In his final year with the Warriors, Bess set career highs for both receptions (106) and receiving yards (1,226).
Another accolade was in store for him. The Associated Press named Bess to the Third-Team All-American squad; a prestigious honor considering Hawaii's publicity and overrated reputation.
However, despite the numerous awards and impressive collegiate totals, Bess went undrafted in the 2008 NFL Draft.
However, the Miami Dolphins were willing to take a chance on him. He wasn't expected to produce much for the organization when he was signed, but things changed when slot receiver Greg Camarillo suffered an injury.
Bess stepped in for Camarillo and performed admirably. He scored his first career NFL touchdown against the Baltimore Ravens. At season's end, he ranked among the top rookie wide receivers.
His 54 receptions were good for third in the NFL among first-year players and second-best all-time among undrafted rookies.

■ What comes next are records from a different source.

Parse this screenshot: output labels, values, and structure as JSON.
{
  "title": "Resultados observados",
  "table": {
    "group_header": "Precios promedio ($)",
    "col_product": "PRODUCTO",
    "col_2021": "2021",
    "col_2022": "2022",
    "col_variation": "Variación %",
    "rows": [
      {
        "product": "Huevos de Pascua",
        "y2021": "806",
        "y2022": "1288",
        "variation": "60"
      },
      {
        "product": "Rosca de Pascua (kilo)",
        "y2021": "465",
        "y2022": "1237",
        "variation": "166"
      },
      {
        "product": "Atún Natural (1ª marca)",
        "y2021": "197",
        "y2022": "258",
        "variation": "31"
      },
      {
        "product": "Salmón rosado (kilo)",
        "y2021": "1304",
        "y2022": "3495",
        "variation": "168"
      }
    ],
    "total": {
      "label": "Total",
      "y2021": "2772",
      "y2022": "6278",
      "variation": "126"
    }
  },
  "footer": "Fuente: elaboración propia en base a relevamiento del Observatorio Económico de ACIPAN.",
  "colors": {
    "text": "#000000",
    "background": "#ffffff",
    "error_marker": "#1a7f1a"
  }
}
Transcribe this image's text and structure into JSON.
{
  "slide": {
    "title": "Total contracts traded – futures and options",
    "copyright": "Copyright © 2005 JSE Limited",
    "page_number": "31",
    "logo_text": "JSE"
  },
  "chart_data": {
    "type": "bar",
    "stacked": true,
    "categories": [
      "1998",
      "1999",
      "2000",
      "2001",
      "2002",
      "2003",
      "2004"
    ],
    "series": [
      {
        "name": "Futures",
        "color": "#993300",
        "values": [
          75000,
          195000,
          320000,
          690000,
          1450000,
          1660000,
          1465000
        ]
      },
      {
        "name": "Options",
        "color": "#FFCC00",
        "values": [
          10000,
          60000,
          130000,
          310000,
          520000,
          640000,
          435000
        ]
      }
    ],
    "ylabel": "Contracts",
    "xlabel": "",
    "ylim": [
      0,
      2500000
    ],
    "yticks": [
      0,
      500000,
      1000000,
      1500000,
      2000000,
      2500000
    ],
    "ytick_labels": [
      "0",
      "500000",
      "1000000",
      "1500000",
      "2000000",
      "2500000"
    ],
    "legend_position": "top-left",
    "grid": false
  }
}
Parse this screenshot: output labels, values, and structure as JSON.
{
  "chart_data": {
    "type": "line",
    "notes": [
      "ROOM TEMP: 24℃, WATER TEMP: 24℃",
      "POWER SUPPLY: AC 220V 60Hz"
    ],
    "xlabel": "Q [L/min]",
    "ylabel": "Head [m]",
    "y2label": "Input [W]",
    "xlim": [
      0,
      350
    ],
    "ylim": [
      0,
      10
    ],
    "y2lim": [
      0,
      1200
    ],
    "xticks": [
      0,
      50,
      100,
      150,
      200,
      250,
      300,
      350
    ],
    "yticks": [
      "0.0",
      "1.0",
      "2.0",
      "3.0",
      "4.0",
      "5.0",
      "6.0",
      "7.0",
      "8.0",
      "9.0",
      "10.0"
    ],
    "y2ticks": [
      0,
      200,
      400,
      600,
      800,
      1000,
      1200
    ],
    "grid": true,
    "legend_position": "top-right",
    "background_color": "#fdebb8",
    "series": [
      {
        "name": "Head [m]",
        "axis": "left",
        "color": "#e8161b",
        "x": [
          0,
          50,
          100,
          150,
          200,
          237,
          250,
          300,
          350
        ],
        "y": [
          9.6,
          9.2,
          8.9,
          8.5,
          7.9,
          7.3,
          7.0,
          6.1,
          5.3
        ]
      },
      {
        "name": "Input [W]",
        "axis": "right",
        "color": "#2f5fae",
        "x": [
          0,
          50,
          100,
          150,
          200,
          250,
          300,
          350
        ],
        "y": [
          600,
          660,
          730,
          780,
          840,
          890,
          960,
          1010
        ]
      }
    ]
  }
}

Going into 2009, Bess is looking at a full-time gig as a starter. He developed chemistry with quarterback Chad Pennington and cemented himself as a reliable possession receiver in the league.
Given the fact that he is entering his second season in the league, Bess has the time to mature and blossom into a star, an honor that he deserves.
Even when he was faced with the toughest of times, he persevered, fought his way through, and came out a better person—and player—than ever before.